A antiga casa

 

NICOLAU SAIÃO


   “A casa é a luz do mundo” – Gérard Calandre

 

      A antiga casa    não lhe mexam. Não procurem

     desfazer-lhe os sinais que as sombras

     lhe deixaram. Os canteiros

     que fiquem com pedaços de cacos,  velhas

      rugas sob os alicerces. Plantas

      que o silêncio gerou anos e anos

      às telhas se misturem.

      Os dedos,  não lhos marquem

      com óleos,   tintas,   cores

      em toda a frontaria e nas traseiras

      E as nódoas de musgo, a cansada ferrugem, as

      flores quase desfeitas

      abandonem-lhas. Não lhe pintem

      também a luz

      que o tempo debaixo do cimento faz ficar

      – o sol,  o vento,  a chuva –

       mágoas e alegrias dum século

       mais que incolor e vago.

 

        Absorto e parado

        que tudo sempre idêntico

        sepultado nas crostas sem limites

        fique    como os minutos da terra,  assim desfeitos.

 

        A brisa,  como em sons

        de vida e morte

        nas janelas abertas    passe

        – lamento reflectindo a memória

        lenta das vozes.

 

        Que as asas lhe resguardem a quietude. Que o sol

        a vele e adormeça sua paz final.
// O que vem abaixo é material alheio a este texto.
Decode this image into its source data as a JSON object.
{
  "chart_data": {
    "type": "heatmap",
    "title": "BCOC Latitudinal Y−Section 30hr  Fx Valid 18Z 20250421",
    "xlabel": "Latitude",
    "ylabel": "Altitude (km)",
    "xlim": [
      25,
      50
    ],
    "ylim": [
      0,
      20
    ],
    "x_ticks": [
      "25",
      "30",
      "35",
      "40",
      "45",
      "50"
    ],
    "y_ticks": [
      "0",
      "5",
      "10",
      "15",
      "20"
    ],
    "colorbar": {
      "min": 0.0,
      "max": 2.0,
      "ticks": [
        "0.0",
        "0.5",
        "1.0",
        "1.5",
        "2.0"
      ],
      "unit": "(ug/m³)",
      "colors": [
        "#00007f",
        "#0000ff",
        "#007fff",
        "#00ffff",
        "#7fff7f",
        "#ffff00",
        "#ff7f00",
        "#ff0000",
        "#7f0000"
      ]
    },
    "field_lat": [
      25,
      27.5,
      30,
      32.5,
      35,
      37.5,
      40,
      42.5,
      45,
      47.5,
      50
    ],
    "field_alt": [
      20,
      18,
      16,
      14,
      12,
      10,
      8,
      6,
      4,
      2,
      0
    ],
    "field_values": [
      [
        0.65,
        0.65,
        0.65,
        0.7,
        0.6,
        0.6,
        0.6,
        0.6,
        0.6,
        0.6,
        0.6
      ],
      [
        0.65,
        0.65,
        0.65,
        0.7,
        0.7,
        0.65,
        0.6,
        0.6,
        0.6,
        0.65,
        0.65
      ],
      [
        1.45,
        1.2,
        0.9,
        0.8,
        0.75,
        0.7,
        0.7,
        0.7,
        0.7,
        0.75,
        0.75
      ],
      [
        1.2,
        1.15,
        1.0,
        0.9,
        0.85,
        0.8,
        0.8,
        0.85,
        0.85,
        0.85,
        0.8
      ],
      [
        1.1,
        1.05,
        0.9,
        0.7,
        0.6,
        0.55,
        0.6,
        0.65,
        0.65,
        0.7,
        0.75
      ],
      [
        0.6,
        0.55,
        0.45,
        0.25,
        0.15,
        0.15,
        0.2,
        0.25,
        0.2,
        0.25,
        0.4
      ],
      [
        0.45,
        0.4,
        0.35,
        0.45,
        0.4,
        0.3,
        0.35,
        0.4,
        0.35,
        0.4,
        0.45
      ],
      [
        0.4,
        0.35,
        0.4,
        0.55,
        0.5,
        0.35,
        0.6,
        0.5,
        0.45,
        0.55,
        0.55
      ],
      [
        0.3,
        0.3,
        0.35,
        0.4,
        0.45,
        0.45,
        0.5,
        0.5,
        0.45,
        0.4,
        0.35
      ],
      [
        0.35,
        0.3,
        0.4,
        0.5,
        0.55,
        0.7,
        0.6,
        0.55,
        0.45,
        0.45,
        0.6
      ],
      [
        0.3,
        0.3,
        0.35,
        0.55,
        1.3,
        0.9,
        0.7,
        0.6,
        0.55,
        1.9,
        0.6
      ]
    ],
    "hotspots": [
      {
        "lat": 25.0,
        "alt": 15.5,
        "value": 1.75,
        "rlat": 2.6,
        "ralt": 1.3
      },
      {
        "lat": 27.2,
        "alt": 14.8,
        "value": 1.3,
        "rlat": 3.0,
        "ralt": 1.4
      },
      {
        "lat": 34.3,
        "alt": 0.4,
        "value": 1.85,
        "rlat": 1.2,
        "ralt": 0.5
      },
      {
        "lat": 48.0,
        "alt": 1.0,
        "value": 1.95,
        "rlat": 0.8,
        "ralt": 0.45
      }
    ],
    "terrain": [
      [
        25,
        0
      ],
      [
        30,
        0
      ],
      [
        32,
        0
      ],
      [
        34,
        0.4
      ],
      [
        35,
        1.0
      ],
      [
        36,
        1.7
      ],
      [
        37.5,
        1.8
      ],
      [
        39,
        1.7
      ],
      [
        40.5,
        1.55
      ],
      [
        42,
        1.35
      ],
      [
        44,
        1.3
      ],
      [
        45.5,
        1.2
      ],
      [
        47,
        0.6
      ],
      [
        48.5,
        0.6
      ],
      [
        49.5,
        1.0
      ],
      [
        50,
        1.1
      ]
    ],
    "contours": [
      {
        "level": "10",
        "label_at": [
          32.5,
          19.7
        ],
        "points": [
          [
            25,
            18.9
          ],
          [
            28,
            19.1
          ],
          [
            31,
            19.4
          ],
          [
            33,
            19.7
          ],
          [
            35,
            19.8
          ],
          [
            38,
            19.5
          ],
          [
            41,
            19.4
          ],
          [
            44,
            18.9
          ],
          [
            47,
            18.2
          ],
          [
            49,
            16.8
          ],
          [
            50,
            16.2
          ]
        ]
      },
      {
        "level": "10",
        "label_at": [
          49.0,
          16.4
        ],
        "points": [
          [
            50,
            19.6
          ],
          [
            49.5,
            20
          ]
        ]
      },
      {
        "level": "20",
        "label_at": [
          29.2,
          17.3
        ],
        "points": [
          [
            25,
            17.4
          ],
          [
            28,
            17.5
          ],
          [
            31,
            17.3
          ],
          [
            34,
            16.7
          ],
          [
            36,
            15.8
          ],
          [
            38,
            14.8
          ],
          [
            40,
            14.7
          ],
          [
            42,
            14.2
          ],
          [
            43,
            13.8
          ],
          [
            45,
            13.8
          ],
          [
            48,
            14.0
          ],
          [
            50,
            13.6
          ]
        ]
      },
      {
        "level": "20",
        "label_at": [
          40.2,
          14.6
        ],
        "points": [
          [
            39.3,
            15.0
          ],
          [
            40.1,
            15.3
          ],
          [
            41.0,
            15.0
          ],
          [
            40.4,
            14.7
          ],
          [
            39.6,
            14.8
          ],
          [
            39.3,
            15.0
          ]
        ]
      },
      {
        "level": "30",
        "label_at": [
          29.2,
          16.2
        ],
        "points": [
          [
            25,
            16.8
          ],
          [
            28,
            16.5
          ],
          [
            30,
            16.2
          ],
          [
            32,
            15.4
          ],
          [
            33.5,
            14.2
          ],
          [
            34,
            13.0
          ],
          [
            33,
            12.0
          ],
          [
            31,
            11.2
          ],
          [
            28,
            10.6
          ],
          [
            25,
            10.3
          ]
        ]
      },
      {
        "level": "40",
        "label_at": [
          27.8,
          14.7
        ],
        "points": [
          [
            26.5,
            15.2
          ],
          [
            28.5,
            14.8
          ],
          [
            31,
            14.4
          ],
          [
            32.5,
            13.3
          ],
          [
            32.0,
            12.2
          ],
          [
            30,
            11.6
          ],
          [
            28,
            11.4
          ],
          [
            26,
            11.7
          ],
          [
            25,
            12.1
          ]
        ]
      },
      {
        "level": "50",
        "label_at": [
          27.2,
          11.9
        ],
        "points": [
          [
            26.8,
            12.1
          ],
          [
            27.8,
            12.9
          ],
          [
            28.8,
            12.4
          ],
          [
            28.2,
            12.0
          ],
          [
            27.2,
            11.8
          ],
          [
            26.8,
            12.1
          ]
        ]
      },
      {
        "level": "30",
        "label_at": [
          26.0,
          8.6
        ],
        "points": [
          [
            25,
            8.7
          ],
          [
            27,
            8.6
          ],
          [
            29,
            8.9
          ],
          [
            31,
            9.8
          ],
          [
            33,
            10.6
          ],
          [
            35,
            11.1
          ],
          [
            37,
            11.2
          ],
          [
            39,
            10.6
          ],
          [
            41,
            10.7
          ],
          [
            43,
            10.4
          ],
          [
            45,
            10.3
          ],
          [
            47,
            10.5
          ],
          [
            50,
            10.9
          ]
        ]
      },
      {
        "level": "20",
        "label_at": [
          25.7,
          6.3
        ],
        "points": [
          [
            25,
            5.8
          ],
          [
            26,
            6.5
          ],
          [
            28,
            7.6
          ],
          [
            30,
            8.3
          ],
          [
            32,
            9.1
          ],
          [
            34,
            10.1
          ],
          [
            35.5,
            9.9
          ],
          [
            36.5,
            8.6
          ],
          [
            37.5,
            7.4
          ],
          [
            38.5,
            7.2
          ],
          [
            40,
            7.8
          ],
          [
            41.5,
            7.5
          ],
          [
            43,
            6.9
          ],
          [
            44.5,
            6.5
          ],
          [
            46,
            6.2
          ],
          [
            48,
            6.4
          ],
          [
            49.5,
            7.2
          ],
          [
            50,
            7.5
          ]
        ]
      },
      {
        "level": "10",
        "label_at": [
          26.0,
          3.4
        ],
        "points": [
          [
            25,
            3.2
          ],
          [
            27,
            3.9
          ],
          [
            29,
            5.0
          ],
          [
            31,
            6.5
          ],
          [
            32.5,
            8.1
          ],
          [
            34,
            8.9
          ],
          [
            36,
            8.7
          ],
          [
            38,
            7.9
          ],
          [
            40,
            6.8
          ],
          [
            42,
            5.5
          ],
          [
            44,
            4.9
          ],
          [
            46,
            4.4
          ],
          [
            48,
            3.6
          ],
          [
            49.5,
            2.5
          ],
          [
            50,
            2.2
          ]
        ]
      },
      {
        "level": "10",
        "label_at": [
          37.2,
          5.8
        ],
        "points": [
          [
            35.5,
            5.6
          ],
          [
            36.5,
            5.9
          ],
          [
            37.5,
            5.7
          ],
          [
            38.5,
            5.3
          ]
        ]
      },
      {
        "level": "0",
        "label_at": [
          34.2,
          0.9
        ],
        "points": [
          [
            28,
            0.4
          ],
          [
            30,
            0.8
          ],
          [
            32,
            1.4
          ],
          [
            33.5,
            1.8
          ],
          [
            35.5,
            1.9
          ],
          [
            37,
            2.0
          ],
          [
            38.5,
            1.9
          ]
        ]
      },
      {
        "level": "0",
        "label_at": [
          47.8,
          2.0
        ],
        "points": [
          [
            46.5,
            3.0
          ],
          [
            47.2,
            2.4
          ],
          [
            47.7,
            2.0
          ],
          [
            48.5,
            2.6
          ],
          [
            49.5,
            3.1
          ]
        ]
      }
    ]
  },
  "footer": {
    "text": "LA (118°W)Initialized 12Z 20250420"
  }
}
Que o Outono

        lhe acalente a ausência:  porque  já nada pode

        agora transtornar

        a velha moradia

        – os campos,  em redor,  são o disfarce

        de milhares de coisa já perdidas –        

        aranha minúscula subindo

        os tempos invisíveis

        laços para sempre desmanchados, porta

        que se entreabre e une   finito e infinito.